Scientists at the University of Illinois Urbana Champaign have discovered evidence that could change the way researchers think about both the brain and artificial intelligence. Their findings suggest that decision-making begins much earlier in the brain than traditional theories propose, offering new ideas for designing future AI systems that are more capable and much more energy efficient.
Led by electrical and computer engineering professor Yurii Vlasov of the Grainger College of Engineering, the research was published in Proceedings of the National Academy of Sciences (PNAS). The study points to an unexpected role of the brain’s early sensory regions in decision-making, challenging the long-accepted view that decisions emerge only after information passes through a strict hierarchy of brain regions.
Rethink how the brain makes decisions
The human brain is widely considered the most complex structure in the known universe. Scientists still don’t fully understand how it works, which is why the National Academy of Engineering identified reverse engineering the brain in 2008 as one of the 14 great engineering challenges of the 21st century.
For decades, many artificial intelligence systems, including convolutional neural networks, have been inspired by the idea that the brain processes information in a unidirectional sequence. According to this traditional model, sensory information travels upward through increasingly complex brain regions until it reaches the frontal cortex, where decisions are made.
Vlasov and other researchers have increasingly questioned whether that picture is complete.
Instead, they are exploring a model based on natural intelligence, which has been refined through evolution over hundreds of millions of years. In this framework, the brain does not rely solely on a step-by-step flow of information. Decision making also depends on interconnected feedback loops that allow information to move in both directions between brain regions.
Because biological intelligence performs remarkably complex tasks and uses much less energy than current AI systems, understanding this architecture could help guide the development of future AI.

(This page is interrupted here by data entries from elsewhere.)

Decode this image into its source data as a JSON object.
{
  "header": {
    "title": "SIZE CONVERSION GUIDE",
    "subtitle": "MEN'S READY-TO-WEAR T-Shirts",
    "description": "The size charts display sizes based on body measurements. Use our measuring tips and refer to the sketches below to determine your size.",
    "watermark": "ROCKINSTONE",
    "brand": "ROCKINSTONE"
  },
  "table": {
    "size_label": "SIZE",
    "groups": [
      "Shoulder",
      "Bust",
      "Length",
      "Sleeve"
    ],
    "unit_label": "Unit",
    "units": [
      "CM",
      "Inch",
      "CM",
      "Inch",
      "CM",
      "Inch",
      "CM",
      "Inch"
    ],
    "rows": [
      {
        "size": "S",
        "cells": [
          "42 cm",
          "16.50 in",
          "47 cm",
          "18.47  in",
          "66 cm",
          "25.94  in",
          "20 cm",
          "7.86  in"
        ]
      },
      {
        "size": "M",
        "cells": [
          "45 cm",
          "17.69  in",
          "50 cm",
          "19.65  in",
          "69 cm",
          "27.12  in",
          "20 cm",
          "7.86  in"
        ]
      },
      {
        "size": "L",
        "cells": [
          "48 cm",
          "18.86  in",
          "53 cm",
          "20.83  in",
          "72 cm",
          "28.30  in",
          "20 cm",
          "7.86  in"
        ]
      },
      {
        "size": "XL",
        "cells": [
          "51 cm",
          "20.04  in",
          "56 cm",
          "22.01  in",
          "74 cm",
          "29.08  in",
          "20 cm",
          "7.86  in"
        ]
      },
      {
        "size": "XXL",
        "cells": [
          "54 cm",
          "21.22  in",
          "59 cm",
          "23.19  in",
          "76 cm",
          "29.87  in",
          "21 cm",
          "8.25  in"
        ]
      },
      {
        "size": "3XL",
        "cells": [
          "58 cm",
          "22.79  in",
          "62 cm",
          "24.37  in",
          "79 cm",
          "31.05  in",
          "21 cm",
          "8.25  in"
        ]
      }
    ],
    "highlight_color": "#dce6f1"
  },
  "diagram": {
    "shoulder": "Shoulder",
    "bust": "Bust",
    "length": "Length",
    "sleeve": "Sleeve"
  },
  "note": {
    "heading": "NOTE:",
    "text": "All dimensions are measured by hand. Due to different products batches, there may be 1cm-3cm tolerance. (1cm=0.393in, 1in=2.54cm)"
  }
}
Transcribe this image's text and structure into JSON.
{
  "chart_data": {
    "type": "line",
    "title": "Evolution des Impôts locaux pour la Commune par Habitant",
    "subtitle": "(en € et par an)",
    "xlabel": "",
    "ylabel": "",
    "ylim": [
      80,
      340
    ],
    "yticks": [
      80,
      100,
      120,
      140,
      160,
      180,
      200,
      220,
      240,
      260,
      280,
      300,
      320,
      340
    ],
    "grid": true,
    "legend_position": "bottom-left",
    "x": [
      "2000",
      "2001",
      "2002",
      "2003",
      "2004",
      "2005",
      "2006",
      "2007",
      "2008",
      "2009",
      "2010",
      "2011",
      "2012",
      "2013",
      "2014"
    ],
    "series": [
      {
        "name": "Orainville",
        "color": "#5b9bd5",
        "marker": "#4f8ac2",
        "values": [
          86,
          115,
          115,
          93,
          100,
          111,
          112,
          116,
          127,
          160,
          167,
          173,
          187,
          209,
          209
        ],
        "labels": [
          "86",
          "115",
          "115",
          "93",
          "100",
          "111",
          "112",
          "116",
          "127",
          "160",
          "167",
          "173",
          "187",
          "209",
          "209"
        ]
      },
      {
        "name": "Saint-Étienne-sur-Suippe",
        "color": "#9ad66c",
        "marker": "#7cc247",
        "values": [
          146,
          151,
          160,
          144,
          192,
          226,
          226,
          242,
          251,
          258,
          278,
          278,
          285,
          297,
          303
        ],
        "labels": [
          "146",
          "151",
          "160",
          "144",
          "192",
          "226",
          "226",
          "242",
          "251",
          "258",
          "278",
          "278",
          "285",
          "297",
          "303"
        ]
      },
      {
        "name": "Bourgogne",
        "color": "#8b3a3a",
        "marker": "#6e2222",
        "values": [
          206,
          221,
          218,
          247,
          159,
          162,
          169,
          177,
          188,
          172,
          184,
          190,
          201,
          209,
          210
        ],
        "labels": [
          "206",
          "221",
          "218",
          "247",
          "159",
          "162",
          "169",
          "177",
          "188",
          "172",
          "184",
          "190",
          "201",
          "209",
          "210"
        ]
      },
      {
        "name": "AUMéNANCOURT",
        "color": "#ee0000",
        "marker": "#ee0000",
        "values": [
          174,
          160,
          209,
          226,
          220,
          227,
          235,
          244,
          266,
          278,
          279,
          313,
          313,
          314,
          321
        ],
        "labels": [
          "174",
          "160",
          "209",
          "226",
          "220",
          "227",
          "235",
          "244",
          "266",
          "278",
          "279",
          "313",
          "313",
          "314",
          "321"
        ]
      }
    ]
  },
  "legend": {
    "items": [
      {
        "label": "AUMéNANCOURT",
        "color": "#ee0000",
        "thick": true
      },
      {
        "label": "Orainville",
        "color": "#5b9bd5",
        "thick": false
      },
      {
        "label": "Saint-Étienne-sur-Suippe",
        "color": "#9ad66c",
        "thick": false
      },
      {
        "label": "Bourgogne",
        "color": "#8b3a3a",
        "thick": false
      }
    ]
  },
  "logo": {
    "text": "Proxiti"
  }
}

“We want to learn from a billion years of evolution,” Vlasov said. “How is that biological intelligence organized architecturally? Can we learn from the architectural side of the brain and emulate it to make AI more effective, less energy-consuming, and more intelligent than it currently is? At the decision-making level, that’s where current AI is lacking.”
Early brain regions show decision-making activity
To investigate how these processes work, the research team focused on the brain’s early stages of sensation and perception.
The scientists recorded neural activity in mice as they navigated a virtual reality corridor and made perceptual decisions. They found evidence of activity related to decision-making in the primary somatosensory cortex (S1), one of the first sensory processing areas of the brain.
Rather than simply transmitting information, S1 appeared to be influenced by higher brain regions through feedback loops. This top-down regulation suggests that decision-making involves continuous communication across multiple brain areas rather than a simple one-way flow of information.
“The neural code of the brain is still largely an unknown language,” Vlasov said. “But this systems-level understanding can be seen as potentially impacting how more efficient artificial neural networks can be built, how the next generation of AI can be thought of. Maybe with these analogies we learn from real brains, we can improve AI even further.”
What the findings could mean for future AI
The researchers emphasize that the study does not provide a blueprint for building better artificial intelligence. Instead, it offers new insights into how the brain organizes decision-making that could eventually inspire future AI architectures.
Next, Vlasov and his team plan to investigate the timing of these brain signals in more detail. They also aim to develop new technologies to measure neural activity to better understand how feedback loops arise and coordinate different levels of brain processing.
“By looking at the rapid temporal dynamics of neural activity, perhaps we can better understand how these feedback loops mediate decision making,” Vlasov said. “Maybe that’s the approach that potentially uncovers these currently unknown mechanisms: how these feedback loops are dynamically organized and how they form and shape different levels of processing. Maybe that can be implemented in new architectures for AI.”